6.3. Accumulated Return Result

For market participants, an excellent trading decision support system should not only provide accurate signals of price direction change but also own excellent profit-making ability. Table 9 provides the accumulated return results of the proposed method SMOTE-FRS and all benchmarks. The average return of the proposed method over the four subtesting periods is 6.36%, which is superior to the results of the benchmarks, including SMOTE-SVM (﹣3.17%), SMOTE-ANN (﹣1.74%), SMOTE-RF (﹣7.82%), SMOTE-XGBoost (﹣4.19%), FRS-no-SMOTE (﹣1.40%), and SMOTE-MLP (﹣3.98%). In addition, the return generated by the proposed method in subtesting periods 1-4 is 6.49%, 5.90%, 6.25%, and 6.80%, all of which are positive returns. In contrast, the benchmark methods almost produced negative accumulated return results over the four subtesting periods. Although the classic passive trading strategy BAH produced an outstanding return in the second quarter, the proposed approach was capable of producing a more robust return over four quarters. Therefore, it is evident that the proposed method outperforms benchmark methods in terms of profit-making ability. Furthermore, the Friedman test results for accumulated return are displayed in Table 10. It is observed that the profitability of the proposed method is significantly better than that of the benchmarks at the 0.1 level, demonstrating that the method proposed in this research could be applied as an alternative trading support system for the market participants in the CSI300 futures market.

7. Conclusion

In this paper, we propose a novel approach SMOTE-FRS for high-frequency price prediction and trading simulation of the CSI300 futures. The SMOTE-based method is applied to solve the sample imbalanced problem, while the fuzzy rough set-based approach is employed to generate the movement prediction and simulation trading signal. Moreover, for the purpose of improving the profitability of the proposed method, a predesigned trading strategy was proposed, and one-year simulated trading was carried out for the out-of-sample test. For the proposed method, its average F1-measure was 65.94%, the average hit ratio was 62.39%, and the average accumulated return was 6.36%. In summary, compared to benchmark methods, the proposed method SMOTE-FRS produced the best prediction accuracy and trading profit results. The outstanding performance of the proposed method indicates that the proposed method could be applied as an efficient prediction and trading support system for the market participants.
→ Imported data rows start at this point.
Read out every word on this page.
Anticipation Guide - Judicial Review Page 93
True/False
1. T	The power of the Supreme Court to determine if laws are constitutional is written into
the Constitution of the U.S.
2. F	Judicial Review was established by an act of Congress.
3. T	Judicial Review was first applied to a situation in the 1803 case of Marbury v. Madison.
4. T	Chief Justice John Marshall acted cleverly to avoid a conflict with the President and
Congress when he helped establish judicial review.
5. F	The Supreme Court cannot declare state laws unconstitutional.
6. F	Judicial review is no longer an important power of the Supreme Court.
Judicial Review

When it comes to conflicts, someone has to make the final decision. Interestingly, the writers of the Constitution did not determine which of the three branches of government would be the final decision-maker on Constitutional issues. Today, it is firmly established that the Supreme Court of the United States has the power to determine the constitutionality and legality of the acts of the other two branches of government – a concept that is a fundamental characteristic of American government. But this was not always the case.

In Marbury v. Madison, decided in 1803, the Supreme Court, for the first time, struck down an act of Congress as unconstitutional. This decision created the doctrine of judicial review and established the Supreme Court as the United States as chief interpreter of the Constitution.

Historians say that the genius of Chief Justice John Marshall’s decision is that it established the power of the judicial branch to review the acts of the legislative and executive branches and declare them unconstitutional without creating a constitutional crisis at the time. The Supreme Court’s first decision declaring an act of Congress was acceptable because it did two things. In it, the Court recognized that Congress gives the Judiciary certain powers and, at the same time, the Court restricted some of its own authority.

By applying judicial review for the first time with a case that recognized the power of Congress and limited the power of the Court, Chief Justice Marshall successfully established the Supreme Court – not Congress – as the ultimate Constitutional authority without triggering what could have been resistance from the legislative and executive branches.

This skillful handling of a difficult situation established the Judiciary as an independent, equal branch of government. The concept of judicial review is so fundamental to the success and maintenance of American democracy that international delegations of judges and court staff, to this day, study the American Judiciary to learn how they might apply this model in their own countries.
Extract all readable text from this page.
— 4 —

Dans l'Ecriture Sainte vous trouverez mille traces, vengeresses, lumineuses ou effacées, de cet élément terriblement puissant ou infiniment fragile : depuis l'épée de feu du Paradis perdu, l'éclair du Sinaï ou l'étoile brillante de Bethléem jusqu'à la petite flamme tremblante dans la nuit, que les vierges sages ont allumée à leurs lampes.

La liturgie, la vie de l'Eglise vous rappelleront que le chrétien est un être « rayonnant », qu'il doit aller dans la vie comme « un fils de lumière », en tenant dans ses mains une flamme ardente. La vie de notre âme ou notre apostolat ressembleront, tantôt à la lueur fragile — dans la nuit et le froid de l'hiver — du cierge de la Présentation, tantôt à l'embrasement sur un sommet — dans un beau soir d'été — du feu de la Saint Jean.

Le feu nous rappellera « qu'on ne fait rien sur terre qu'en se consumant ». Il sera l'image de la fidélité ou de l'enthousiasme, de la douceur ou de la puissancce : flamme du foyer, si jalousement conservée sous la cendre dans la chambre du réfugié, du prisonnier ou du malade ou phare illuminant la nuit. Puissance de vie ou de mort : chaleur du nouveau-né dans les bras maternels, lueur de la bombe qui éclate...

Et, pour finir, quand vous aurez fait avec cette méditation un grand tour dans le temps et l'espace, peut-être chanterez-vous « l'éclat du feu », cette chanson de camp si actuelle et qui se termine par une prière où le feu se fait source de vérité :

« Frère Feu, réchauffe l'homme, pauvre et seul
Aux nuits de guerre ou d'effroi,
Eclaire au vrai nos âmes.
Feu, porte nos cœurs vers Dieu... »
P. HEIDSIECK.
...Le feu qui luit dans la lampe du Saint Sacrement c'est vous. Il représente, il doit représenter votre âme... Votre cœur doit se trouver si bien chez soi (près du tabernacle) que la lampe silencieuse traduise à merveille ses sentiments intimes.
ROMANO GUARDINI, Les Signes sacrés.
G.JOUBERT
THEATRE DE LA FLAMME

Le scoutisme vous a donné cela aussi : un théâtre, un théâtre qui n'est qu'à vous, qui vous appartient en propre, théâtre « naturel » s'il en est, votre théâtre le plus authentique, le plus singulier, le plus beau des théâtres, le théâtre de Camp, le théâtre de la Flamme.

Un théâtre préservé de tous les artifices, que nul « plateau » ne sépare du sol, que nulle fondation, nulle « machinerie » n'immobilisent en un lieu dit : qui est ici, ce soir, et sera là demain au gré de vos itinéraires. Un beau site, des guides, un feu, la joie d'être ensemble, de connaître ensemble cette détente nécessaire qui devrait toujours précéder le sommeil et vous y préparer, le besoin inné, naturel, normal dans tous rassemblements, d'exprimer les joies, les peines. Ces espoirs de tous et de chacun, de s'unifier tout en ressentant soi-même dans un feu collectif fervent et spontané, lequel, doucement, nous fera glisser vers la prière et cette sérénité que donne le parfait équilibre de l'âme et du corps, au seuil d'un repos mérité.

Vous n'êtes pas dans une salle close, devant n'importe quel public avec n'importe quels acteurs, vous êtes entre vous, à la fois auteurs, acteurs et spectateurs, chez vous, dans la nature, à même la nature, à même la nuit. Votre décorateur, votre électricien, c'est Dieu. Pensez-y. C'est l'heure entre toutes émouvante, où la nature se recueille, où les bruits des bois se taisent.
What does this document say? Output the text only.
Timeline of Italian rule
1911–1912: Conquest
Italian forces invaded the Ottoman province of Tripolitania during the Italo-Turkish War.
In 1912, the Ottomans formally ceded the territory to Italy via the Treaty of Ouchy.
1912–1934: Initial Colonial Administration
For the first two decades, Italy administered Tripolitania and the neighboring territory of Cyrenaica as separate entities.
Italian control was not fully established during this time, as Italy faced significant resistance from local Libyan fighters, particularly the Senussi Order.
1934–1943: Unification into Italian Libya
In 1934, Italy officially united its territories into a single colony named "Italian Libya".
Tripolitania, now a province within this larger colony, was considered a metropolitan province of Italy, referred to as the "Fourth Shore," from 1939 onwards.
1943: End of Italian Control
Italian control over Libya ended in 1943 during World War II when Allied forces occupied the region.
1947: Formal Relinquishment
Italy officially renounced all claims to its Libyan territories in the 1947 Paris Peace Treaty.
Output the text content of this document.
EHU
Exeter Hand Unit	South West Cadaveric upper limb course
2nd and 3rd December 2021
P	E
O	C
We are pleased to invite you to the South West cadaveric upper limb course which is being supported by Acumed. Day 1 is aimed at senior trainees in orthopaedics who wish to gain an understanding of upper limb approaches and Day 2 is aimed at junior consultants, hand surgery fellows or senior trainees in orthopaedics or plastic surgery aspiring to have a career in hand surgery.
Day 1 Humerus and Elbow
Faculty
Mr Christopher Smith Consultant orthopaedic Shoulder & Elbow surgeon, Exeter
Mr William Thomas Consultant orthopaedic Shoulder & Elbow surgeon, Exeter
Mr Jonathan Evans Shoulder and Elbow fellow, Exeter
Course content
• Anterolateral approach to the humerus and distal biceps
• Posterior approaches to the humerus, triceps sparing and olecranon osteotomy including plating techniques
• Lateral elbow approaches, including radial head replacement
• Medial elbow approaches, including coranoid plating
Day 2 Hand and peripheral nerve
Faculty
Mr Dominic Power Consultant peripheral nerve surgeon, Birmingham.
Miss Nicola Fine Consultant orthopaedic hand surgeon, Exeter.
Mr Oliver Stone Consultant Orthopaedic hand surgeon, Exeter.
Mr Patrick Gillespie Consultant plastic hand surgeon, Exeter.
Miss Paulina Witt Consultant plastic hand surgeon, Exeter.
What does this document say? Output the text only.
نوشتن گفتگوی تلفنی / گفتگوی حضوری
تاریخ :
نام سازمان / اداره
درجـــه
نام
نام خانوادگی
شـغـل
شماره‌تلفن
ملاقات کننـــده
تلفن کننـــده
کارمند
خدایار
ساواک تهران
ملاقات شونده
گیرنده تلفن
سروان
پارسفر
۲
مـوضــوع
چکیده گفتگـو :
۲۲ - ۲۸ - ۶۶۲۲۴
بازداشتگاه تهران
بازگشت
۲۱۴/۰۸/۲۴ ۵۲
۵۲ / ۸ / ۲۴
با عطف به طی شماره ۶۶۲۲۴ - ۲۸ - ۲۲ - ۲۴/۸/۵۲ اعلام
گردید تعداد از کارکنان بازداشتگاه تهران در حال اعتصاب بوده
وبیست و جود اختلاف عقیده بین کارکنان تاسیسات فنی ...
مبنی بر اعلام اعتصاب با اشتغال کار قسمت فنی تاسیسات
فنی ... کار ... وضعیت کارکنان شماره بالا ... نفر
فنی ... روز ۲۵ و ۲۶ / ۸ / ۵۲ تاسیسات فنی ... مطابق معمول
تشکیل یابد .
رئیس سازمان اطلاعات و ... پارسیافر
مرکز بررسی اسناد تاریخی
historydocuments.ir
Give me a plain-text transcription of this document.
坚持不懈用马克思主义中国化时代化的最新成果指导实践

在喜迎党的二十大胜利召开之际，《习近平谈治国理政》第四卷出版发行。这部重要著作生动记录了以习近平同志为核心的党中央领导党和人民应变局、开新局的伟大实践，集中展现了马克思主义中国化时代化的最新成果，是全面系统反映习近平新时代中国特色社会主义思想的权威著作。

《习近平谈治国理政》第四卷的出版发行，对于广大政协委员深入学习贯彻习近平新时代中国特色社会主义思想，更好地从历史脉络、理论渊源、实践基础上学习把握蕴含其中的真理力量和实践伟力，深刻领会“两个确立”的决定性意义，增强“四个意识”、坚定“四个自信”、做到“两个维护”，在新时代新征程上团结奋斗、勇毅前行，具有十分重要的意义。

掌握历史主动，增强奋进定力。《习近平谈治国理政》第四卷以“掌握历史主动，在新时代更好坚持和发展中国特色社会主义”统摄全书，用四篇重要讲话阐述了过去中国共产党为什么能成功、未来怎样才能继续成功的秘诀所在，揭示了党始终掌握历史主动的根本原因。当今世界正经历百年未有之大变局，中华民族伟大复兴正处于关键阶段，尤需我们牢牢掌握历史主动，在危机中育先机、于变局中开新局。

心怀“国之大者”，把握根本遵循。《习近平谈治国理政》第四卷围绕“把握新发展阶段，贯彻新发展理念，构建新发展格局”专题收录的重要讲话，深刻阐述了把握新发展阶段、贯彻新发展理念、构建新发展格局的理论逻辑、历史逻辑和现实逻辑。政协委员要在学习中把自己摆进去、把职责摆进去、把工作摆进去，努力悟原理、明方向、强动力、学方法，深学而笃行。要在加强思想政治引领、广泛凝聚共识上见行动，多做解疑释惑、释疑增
Additionally, employing the SMOTE-based method for solving sample unbalanced problems can effectively improve the performance of the proposed method. In future works, researchers could design a more sophisticated trading strategy to enhance the profitability of the method proposed in this research.

Data Availability

Publicly available datasets were analyzed in this study. This data can be found here: http://choice.eastmoney.com/accessed on 1st June 2022.

Conflicts of Interest

The authors declare no conflict of interest.

Acknowledgments

This research was sponsored by the Philosophy and Social Science Research Project of Hubei Provincial Department of Education (grant number 21Q035).